Educational data – when put to use correctly – can dramatically improve learner outcomes. In an effort to improve the way education data is collected and used to help learners succeed, The Michael & Susan Dell Foundation, in partnership with the National Department of Basic Education, launched the Data Driven Districts (DDD) programme in 2012.
Central to the programme was the need to develop an intuitive dashboard in order for education-related data to be captured, extracted and consolidated more effectively. Once launched the dashboard would be able to display appropriate information to education officials in the South African schooling system. This would enable them to make more informed data-driven decisions, which could ultimately lead to the improvement of the educational outcomes of all learners in the school system.
PSP Icon was appointed to conclude the pilot phase of the programme and to launch the full-scale implementation of the project. Success relied on collaboration between various stakeholders and continued engagement with Department of Education officials across South Africa.
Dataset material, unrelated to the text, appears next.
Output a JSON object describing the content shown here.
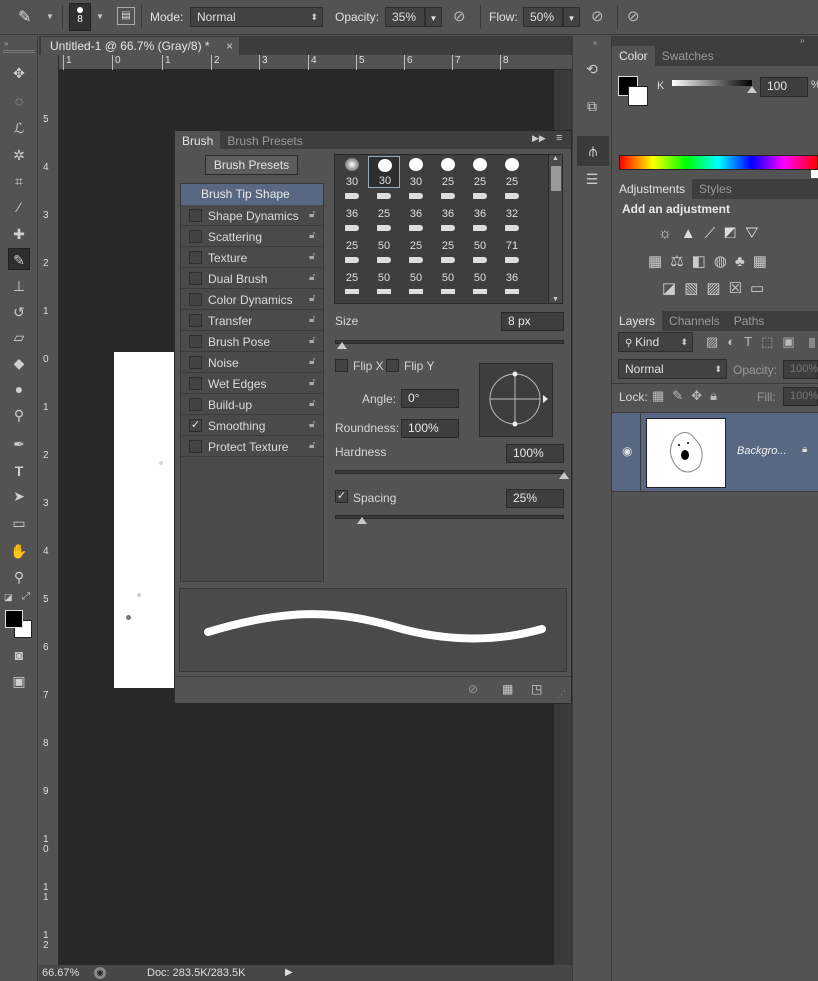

In order to achieve success for this large-scale programme, PSP Icon established a programme management office with a full-set of competencies including: traditional implementation capabilities, change management expertise, communication and mobilisation, technology specifications, strategy, and thought leadership skills.
The dynamic nature of the project required tremendous flexibility and demanded that the project team take on numerous roles as the needs of the client changed. The geography of the project required the management of on-the-ground consultants across five provinces.
By the conclusion of the 2013 the pilot the DDD initiative was successfully rolled-out across seven districts in three provinces (Gauteng, Limpopo and the Free State). Today the DDD dashboard continues to provide meaningful insights for those working across seven provinces and is helping to improve learner outcomes. The DDD project has now collected data from over 14,000 schools and more than seven million learners, an excellent start towards reaching each of the country’s 12 million learners.